Yes, many Catholics will testify as to how quickly they sold their houses after burying St. Joseph. Interestingly, the statue is not simply to be buried: He is to be buried upside down. One explanation I read maintained that St. Joseph doesn’t like being placed in the ground this way and would therefore speed the sale of the property so he could be dug up and righted.
This is superstitious nonsense. Anyone having a serious claim to the Catholic faith should disavow such practices out of hand. Actually, we’re talking about something here that goes a step beyond superstition and is much more dangerous.
When Satanists engage in black magic, an upside-down crucifix is part of the ceremony. Think there might be a connection here? The devil doesn’t mind using his influence to help sell your house if that leads you away from sound religious belief and deeper into superstition and the occult.
A Protestant pastor in our town who owns a Christian bookstore recently wrote a newspaper column in which he remarked about the large number of Catholics who come into his store seeking St. Joseph statues. Even though they are a big moneymaker, to his credit, he refuses to carry them. Isn’t it sad that the only Catholics this pastor might encounter are those looking for a plastic statue to bury?
Do you sincerely desire the aid of St.

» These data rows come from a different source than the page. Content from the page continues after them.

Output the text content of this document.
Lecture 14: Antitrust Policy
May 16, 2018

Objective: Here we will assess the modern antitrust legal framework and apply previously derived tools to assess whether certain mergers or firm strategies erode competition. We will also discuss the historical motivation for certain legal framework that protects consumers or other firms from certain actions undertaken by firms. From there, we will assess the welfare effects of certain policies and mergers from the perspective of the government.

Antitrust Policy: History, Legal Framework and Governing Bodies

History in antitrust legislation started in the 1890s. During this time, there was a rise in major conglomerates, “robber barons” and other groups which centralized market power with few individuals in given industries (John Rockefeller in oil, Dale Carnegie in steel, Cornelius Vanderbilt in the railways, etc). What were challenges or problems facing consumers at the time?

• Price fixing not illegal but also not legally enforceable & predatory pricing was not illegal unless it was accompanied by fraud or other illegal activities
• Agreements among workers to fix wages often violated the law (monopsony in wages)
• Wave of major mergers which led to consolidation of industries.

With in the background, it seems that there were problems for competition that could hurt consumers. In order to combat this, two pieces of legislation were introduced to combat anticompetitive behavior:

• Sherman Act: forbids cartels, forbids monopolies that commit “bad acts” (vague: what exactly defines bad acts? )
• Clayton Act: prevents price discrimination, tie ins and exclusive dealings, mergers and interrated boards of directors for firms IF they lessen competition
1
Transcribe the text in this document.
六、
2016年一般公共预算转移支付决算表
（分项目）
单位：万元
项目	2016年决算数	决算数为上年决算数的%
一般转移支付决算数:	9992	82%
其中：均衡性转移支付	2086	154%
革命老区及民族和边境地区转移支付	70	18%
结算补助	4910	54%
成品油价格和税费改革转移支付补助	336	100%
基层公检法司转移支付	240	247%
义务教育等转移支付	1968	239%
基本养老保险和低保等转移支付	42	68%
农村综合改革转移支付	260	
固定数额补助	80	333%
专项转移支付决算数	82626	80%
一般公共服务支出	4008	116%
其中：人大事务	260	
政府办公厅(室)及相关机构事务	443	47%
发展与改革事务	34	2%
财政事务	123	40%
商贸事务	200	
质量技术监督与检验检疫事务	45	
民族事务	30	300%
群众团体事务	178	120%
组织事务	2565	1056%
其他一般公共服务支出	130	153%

Joseph in selling your home? Then do it the right way. Respectfully ask for his intercession with God (the primary ability that saints possess) on your behalf. No burying, no spells, no charms.
The Catechism is emphatic in cautioning Catholics against any involvement with the occult: “All practices of magic or sorcery, by which one attempts to tame occult powers, so as to place them at one’s service … are gravely contrary to the virtue of religion” (No. 2117).
When God brought his chosen people into the Promised Land, he warned them against such activities. For the subject at hand, one line will suffice: “Let there not be found among you … [a] charmer … or caster of spells” (Deuteronomy 18:10).
This refers to good-luck charms and other objects believed to possess magical qualities, which is a form of sorcery. The misuse of the St. Joseph statue belongs here, as do all religious items on the Internet that are alleged to bring good luck.
“Luck,” by the way, is an expression that Catholics would do well to strike from their vocabularies. The Church doesn’t trust in luck; it trusts in God’s divine providence, which orders all things toward their proper ends. “Luck” denotes a random, hit-or-miss element, which can be either good or bad. That’s not the way of the God in whom we place our trust.
F. Douglas Kneibert writes from Sedalia, Missouri.